To select the distances for the Early treatment, run the following:
mothur > remove.groups(column=final.opti_mcc.thetayc.0.03.column.ave.dist, design=mouse.time.design, sets=Early)
creates a final.opti_mcc.thetayc.0.03.column.ave.pick.dist file:
F3D142 F3D141 0.159277
F3D143 F3D141 0.07582
F3D143 F3D142 0.111769
F3D144 F3D141 0.150278
F3D144 F3D142 0.164039
F3D144 F3D143 0.081844
F3D145 F3D141 0.113041
F3D145 F3D142 0.099472
F3D145 F3D143 0.069555
F3D145 F3D144 0.03427
F3D146 F3D141 0.104369
F3D146 F3D142 0.182698
F3D146 F3D143 0.06418
F3D146 F3D144 0.103431
F3D146 F3D145 0.097991
F3D147 F3D141 0.152776
F3D147 F3D142 0.105287
F3D147 F3D143 0.081308
F3D147 F3D144 0.054359
...
Alternatively, you can remove distances between sequences. To generate the distance matrix, run the following:
mothur > dist.seqs(fasta=final.fasta, cutoff=0.03)
This will create the final.dist file. You can remove the distances related to sequences from groups F3D0, F3D1 or F3D8, as follows:
mothur > remove.groups(column=final.dist, count=final.count_table, groups=F3D0-F3D1-F3D8)
You may see a warning similar to:
Removed 15096 sequences from your count file.
[WARNING]: Your accnos file contains 292 groups or sequences, but I only found 276 of them in the column file.
Removed 276 groups or sequences from your column file.
This warning can be disregarded.
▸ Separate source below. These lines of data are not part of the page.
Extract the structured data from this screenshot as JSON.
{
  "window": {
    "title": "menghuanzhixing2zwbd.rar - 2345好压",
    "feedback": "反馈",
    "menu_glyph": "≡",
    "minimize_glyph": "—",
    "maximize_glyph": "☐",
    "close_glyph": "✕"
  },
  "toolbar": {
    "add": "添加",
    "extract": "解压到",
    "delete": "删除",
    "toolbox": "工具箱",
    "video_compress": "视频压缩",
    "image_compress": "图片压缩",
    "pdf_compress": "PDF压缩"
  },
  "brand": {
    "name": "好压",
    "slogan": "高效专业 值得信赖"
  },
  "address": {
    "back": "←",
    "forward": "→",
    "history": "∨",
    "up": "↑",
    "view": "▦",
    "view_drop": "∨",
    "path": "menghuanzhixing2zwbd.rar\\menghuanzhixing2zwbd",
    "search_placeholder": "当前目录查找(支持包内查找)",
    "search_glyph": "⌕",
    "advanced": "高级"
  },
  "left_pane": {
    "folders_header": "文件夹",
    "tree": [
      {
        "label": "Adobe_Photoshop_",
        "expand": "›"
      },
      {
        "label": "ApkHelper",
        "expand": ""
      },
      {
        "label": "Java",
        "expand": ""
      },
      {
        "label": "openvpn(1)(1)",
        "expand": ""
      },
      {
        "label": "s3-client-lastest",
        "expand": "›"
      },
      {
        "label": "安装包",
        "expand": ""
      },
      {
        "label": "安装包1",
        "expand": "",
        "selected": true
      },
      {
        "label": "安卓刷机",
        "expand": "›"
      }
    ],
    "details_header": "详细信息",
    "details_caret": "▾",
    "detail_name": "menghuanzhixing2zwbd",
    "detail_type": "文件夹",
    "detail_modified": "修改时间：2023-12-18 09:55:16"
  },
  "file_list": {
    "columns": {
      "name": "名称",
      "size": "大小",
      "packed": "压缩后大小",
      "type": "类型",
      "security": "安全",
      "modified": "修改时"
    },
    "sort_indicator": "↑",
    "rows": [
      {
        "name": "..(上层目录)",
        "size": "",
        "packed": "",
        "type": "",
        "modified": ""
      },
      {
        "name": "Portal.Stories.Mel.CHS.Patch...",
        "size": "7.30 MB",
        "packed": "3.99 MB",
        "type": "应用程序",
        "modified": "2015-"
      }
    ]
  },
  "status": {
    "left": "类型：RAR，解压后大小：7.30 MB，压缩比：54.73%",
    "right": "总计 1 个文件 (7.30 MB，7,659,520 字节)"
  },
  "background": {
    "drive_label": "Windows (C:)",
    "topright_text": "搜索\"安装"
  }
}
When you use a cutoff with the dist.seqs command, sequences with distance above the cutoff are NOT added to the distance file. This means you can have sequences in the count file, that are not in the distance file. Mothur assumes reads missing from the distance file but present in the count file only have distances above the cutoff.
name - not recommended
The name option allows you to provide a name file associated with your group file.
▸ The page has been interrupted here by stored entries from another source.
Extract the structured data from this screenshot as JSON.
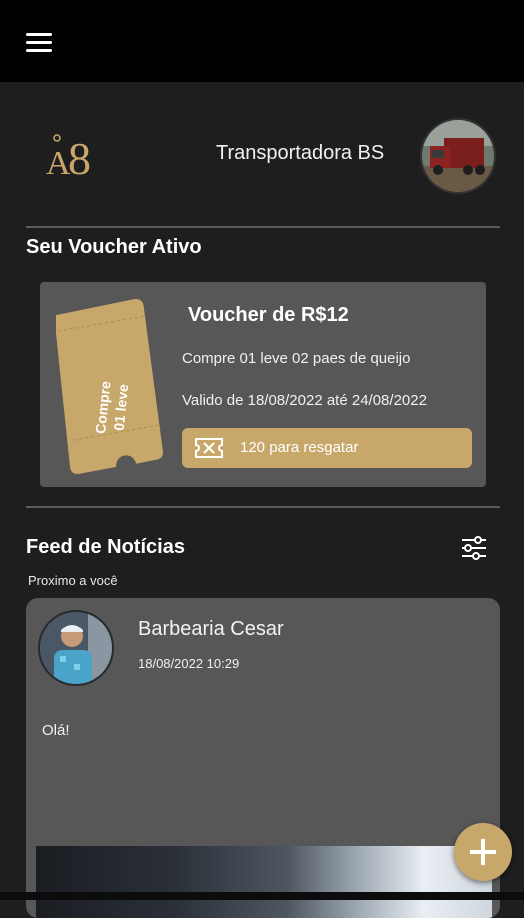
{
  "header": {
    "menu_icon": "hamburger-menu-icon"
  },
  "profile": {
    "logo_text": "A8",
    "company_name": "Transportadora BS",
    "avatar_icon": "truck-avatar"
  },
  "voucher_section": {
    "title": "Seu Voucher Ativo",
    "ticket_text_line1": "Compre",
    "ticket_text_line2": "01 leve",
    "voucher_title": "Voucher de R$12",
    "description": "Compre 01 leve 02 paes de queijo",
    "validity": "Valido de 18/08/2022 até 24/08/2022",
    "redeem_label": "120 para resgatar",
    "redeem_icon": "ticket-icon",
    "accent_color": "#c8a86a"
  },
  "feed": {
    "title": "Feed de Notícias",
    "filter_icon": "sliders-icon",
    "subtitle": "Proximo a você",
    "posts": [
      {
        "author": "Barbearia Cesar",
        "datetime": "18/08/2022 10:29",
        "text": "Olá!"
      }
    ]
  },
  "fab": {
    "icon": "plus-icon"
  }
}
We DO NOT recommend using the name file. Instead we recommend using a count file. The count file reduces the time and resources needed to process commands. It is a smaller file and can contain group information.
group - not recommended
The group parameter allows you to provide a group file to use when selecting items from your files.
We DO NOT recommend using the name / group file combination. Instead we recommend using a count file. The count file reduces the time and resources needed to process commands. It is a smaller file and can contain group information.
Revisions
- 1.23.0 File mismatch bug - https://forum.mothur.org/viewtopic.php?f=4&t=1396&p=3560#p3560
- 1.24.0 Added design option
- 1.28.0 Added count option
- 1.31.0 Bug Fix: remove.groups(groups=notValidGroupName, ...) mothur removes all of the groups. Fix will ignore invalid group and continue.
- 1.36.0 Bug Fix: not creating a list file for each label.
- 1.37.0 Adds phylip and column options #79
- 1.40.0 - Speed and memory improvements for shared files. #357 , #347
- 1.40.0 - Allow for () characters in taxonomy definitions. #350
- 1.44.0 - Adds sets parameter. #277
- 1.47.0 - Fixes bug with remove.groups phylip file option.